De um lado, democratas insistiram em questões como saúde e abordaram pautas mais progressistas como mudança climática e o fim do débito estudantil. Do outro, os republicanos se concentraram em temas como imigração, segurança na fronteira, ou aborto. Muitos senadores foram inclusive eleitos com a bandeira pró-vida, como Josh Hawley, no Missouri; Mike Braun, em Indiana; e Kevin Cramer, na Dakota do Norte. No nível estadual, Iowa, Flórida, Geórgia e Ohio elegeram governadores contrários ao direito à prática do aborto. No Alabama e na Virgínia Ocidental, os eleitores aprovaram referendos com o objetivo de limitar essa prática e desafiar legalmente a jurisprudência estabelecida no caso Roe v. Wade.
Mudanças no gabinete
Depois do resultado das midterms, o presidente Donald Trump anunciou que fará mudanças em sua equipe. “Tenho três, ou quatro, ou cinco posições em que estou pensando. Dessas, talvez terminem sendo duas. Mas eu preciso de flexibilidade”, disse o empresário em entrevista recente à Fox News. Entre eles, estariam a secretária de Segurança Interna, Kirstjen Nielsen, e o chefe de gabinete da Casa Branca, John Kelly. No caso de Kirstjen, o presidente tem deixado clara sua insatisfação na questão da fronteira com o México.

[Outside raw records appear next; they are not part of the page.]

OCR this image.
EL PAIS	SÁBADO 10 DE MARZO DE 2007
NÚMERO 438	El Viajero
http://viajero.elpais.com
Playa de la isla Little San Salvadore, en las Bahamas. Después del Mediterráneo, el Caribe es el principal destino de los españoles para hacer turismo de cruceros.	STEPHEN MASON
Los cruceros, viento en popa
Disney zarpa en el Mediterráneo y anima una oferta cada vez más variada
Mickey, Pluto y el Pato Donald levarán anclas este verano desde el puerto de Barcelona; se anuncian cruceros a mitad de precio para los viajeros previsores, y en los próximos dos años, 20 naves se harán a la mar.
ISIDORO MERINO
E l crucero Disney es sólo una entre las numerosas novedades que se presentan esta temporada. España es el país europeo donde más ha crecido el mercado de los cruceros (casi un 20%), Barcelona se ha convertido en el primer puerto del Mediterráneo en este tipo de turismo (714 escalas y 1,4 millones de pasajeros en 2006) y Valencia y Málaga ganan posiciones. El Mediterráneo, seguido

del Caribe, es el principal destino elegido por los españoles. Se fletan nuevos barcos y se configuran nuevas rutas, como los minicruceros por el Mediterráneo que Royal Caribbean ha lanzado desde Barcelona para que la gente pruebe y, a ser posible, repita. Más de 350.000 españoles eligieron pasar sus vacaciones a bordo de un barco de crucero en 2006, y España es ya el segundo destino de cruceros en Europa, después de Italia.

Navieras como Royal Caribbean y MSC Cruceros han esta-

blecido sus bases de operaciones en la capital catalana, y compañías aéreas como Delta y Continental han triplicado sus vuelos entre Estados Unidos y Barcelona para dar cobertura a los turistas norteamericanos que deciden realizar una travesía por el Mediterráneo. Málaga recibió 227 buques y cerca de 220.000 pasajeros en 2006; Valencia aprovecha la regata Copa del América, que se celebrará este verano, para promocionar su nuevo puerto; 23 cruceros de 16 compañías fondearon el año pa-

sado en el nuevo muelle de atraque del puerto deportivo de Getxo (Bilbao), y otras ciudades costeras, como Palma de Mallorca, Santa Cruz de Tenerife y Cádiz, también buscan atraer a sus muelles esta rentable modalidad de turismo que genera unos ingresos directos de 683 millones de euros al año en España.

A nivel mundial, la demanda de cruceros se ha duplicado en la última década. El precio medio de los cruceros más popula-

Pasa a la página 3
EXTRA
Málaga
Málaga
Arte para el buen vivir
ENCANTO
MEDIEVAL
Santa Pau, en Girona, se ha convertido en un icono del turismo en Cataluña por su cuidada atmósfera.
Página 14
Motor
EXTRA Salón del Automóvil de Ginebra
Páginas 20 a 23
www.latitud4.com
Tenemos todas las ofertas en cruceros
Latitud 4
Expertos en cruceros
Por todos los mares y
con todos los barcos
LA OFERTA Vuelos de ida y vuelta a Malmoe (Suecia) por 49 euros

A primeira baixa já aconteceu. Um dia depois das eleições, Trump demitiu o procurador-geral, Jeff Sessions, que vinha sendo fritado há meses. A surpresa não foi sua demissão, mas o longo tempo que conseguiu permanecer no cargo, apesar dos bombardeios do presidente. O escolhido de Trump para a pasta é Matthew Whitaker, um republicano leal, que conta com forte oposição democrata.